ECLI:NL:RBDHA:2024:16694

Rechtbank Den Haag

Datum uitspraak
15 oktober 2024
Publicatiedatum
15 oktober 2024
Zaaknummer
C/09/671426 / FA RK 24-6061
Instantie
Rechtbank Den Haag
Type
Uitspraak
Rechtsgebied
Civiel recht; Personen- en familierecht
Procedures
  • Beschikking
Vindplaatsen
  • Rechtspraak.nl
AI samenvatting door LexboostAutomatisch gegenereerd

Machtiging tot het verlenen van verplichte zorg in het kader van de Wet verplichte geestelijke gezondheidszorg

In deze zaak heeft de Rechtbank Den Haag op 5 september 2024 een beschikking gegeven inzake een zorgmachtiging voor een betrokkene, geboren in 1958, die lijdt aan een bipolaire stoornis en recentelijk opnieuw is opgenomen vanwege depressieve klachten. De officier van justitie had verzocht om een zorgmachtiging op basis van artikel 6:4 van de Wet verplichte geestelijke gezondheidszorg (Wvggz). De rechtbank heeft vastgesteld dat de betrokkene in het verleden al eerder een zorgmachtiging heeft gehad en dat er een risico bestaat op decompensatie van zijn geestelijke gezondheid, wat kan leiden tot suïcidegevaar en verwaarlozing van zijn lichamelijke gezondheid.

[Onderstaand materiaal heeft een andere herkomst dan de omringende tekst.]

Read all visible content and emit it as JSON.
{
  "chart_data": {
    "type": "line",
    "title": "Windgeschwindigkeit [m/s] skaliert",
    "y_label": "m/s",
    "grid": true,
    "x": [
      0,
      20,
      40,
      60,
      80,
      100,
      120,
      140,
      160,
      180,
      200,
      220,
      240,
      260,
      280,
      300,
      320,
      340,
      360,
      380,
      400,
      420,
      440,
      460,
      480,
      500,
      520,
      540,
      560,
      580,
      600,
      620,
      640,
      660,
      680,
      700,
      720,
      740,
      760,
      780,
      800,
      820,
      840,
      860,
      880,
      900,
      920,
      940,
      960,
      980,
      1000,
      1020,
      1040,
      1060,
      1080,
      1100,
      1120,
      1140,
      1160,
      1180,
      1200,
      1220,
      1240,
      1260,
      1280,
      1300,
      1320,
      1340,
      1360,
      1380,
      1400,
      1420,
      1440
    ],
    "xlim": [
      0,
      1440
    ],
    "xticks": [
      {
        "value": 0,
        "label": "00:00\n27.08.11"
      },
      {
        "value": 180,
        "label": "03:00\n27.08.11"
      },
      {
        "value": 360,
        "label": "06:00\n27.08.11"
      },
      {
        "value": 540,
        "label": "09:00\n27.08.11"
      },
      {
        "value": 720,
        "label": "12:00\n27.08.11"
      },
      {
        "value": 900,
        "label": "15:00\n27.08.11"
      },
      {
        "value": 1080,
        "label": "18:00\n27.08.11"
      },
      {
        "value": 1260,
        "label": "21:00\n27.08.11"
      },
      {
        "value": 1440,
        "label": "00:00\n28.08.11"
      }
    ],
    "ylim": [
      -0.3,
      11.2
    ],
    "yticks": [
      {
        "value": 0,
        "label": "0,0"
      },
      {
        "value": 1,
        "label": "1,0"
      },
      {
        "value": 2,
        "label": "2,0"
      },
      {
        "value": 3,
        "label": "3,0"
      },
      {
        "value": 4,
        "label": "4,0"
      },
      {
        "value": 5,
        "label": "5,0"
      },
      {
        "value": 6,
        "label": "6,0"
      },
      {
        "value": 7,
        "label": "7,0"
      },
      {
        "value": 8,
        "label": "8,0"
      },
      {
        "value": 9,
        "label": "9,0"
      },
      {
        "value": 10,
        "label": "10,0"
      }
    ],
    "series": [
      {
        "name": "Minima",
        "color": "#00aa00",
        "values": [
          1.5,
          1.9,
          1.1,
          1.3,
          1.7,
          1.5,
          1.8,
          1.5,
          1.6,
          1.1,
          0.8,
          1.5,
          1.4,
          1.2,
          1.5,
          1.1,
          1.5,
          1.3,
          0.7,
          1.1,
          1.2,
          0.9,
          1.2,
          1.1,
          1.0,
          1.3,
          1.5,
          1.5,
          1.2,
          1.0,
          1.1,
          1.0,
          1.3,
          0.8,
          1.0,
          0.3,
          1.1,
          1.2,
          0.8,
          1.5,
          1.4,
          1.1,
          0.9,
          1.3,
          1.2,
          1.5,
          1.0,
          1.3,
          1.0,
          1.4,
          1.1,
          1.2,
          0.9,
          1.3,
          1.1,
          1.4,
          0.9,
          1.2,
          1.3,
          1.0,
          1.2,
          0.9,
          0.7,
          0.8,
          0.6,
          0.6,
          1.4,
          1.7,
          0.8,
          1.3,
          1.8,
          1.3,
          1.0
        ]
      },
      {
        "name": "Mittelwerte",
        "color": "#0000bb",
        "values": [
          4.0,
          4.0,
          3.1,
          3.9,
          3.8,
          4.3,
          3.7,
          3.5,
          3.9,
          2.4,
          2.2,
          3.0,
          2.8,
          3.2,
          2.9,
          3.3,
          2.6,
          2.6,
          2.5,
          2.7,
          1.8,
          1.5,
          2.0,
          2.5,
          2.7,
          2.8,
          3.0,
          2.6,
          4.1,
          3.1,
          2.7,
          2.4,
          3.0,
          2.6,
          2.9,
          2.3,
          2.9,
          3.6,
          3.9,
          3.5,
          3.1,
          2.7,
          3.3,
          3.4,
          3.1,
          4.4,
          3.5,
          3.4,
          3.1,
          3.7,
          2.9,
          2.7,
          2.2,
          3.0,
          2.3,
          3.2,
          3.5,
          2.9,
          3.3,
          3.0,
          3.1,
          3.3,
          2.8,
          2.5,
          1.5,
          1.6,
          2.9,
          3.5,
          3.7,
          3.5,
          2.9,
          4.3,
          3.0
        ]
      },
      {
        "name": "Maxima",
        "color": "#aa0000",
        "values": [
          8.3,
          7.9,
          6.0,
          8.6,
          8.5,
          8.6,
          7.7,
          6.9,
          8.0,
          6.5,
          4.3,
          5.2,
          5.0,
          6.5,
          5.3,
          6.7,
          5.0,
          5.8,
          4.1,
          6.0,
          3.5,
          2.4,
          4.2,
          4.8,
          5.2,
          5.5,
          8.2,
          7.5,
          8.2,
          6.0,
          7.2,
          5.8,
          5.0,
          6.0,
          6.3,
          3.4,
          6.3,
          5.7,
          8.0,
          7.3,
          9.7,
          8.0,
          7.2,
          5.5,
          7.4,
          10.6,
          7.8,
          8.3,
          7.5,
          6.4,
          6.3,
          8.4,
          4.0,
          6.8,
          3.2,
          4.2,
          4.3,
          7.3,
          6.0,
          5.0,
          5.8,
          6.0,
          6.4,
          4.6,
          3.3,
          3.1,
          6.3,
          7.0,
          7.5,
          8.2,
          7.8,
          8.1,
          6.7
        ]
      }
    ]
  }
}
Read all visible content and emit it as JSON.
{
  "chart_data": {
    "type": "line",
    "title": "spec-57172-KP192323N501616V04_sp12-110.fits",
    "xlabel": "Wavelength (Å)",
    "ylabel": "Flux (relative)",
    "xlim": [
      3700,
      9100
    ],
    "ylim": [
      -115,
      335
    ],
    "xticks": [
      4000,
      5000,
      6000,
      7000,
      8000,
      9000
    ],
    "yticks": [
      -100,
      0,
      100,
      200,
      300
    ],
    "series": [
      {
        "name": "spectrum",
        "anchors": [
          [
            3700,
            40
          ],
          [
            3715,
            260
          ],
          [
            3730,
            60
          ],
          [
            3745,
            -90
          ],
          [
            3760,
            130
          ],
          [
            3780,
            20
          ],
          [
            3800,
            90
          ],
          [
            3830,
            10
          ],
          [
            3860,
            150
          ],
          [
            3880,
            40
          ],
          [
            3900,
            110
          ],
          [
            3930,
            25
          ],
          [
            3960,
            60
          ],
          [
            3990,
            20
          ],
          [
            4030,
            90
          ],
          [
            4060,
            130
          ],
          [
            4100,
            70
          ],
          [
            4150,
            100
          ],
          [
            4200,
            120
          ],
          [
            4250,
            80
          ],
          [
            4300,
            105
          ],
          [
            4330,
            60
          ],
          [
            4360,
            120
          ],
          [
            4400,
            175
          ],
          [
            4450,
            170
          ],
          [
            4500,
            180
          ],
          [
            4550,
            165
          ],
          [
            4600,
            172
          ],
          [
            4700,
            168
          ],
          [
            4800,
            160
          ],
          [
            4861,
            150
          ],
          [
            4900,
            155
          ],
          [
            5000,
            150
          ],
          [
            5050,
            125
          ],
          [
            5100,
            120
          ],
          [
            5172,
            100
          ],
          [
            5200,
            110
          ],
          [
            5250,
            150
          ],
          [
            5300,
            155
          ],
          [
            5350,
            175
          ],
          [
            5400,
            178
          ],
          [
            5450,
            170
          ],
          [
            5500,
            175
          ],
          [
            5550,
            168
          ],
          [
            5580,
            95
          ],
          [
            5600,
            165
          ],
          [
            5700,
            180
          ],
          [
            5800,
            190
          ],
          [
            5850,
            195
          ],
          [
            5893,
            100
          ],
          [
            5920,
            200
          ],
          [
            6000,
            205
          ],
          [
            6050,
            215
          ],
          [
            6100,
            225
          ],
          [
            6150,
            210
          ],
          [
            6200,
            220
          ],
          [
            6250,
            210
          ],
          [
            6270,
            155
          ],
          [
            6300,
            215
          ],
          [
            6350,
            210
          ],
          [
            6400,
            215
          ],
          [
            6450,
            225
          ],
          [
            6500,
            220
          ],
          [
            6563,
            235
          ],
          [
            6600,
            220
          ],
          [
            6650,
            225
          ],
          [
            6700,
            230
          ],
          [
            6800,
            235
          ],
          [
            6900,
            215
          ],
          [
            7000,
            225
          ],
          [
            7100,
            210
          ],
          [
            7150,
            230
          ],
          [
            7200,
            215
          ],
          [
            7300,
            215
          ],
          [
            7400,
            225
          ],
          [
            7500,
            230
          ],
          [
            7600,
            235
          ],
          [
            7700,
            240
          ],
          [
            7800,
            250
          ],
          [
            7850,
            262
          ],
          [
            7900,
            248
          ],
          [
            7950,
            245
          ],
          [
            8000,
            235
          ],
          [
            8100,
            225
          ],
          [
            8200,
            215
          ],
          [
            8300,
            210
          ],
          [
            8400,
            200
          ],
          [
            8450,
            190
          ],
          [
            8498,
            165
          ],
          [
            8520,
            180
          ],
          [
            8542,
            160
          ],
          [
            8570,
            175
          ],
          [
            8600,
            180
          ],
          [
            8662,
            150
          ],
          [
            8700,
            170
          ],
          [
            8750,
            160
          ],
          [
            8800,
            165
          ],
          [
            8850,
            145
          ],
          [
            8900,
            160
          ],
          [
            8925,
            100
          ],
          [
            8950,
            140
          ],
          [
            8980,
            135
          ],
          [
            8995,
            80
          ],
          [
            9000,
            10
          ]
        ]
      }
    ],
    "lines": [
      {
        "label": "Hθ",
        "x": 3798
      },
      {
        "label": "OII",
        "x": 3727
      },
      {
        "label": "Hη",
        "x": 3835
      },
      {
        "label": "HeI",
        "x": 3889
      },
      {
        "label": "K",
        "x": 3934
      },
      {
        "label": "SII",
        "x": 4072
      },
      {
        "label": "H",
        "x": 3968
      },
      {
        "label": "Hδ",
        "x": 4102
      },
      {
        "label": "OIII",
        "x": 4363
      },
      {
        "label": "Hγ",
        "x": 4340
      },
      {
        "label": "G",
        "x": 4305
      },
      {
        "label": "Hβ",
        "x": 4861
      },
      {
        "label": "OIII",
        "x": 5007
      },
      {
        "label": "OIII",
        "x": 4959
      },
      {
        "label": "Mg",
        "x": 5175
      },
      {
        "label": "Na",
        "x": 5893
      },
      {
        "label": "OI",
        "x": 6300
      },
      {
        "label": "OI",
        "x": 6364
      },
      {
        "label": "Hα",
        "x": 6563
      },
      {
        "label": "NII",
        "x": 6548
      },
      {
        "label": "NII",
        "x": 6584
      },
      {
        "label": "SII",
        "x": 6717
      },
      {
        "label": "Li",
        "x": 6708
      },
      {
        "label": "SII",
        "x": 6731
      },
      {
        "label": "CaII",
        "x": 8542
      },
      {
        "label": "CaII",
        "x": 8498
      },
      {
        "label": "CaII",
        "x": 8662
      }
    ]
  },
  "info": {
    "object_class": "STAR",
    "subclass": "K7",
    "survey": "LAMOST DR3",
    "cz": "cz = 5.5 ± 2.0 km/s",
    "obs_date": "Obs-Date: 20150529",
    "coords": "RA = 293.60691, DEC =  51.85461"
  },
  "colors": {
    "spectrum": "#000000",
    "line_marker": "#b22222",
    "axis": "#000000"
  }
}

Tijdens de mondelinge behandeling heeft de betrokkene aangegeven zich niet te verzetten tegen de zorgmachtiging, maar zijn advocaat heeft verzocht om bepaalde vormen van zorg, zoals insluiting en toezicht, af te wijzen. De rechtbank heeft de noodzaak van verplichte zorg onderbouwd door te verwijzen naar de medische verklaring en het zorgplan, en heeft geconcludeerd dat er geen mogelijkheden zijn voor passende zorg op vrijwillige basis. De rechtbank heeft de zorgmachtiging verleend, die geldig is tot en met 5 maart 2025, en heeft het meer of anders verzochte afgewezen. De beschikking is gegeven door mr. M.L. Sandberg-Crommelin, rechter, en is uitgesproken ter openbare zitting.

Uitspraak

RECHTBANK DEN HAAG

Team Jeugd- en Zorgrecht
Zaak-/rekestnr.: C/09/671426 / FA RK 24-6061
Datum beschikking: 5 september 2024

Machtiging tot het verlenen van verplichte zorg

Beschikkingnaar aanleiding van het door de officier van justitie ingediende verzoek tot het verlenen van een zorgmachtiging als bedoeld in artikel 6:4 van de Wet verplichte geestelijke gezondheidszorg (Wvggz), ten aanzien van:

[betrokkene] ,

hierna te noemen: betrokkene,
geboren op [geboortedatum] 1958 te [geboorteplaats] ,
wonende te [woonplaats] ,
thans verblijvende in de accommodatie GGZ [accomodatie] , afdeling Ouderen, te [plaatsnaam] ,
advocaat: mr. H.P.J. van der Eerden te Den Haag.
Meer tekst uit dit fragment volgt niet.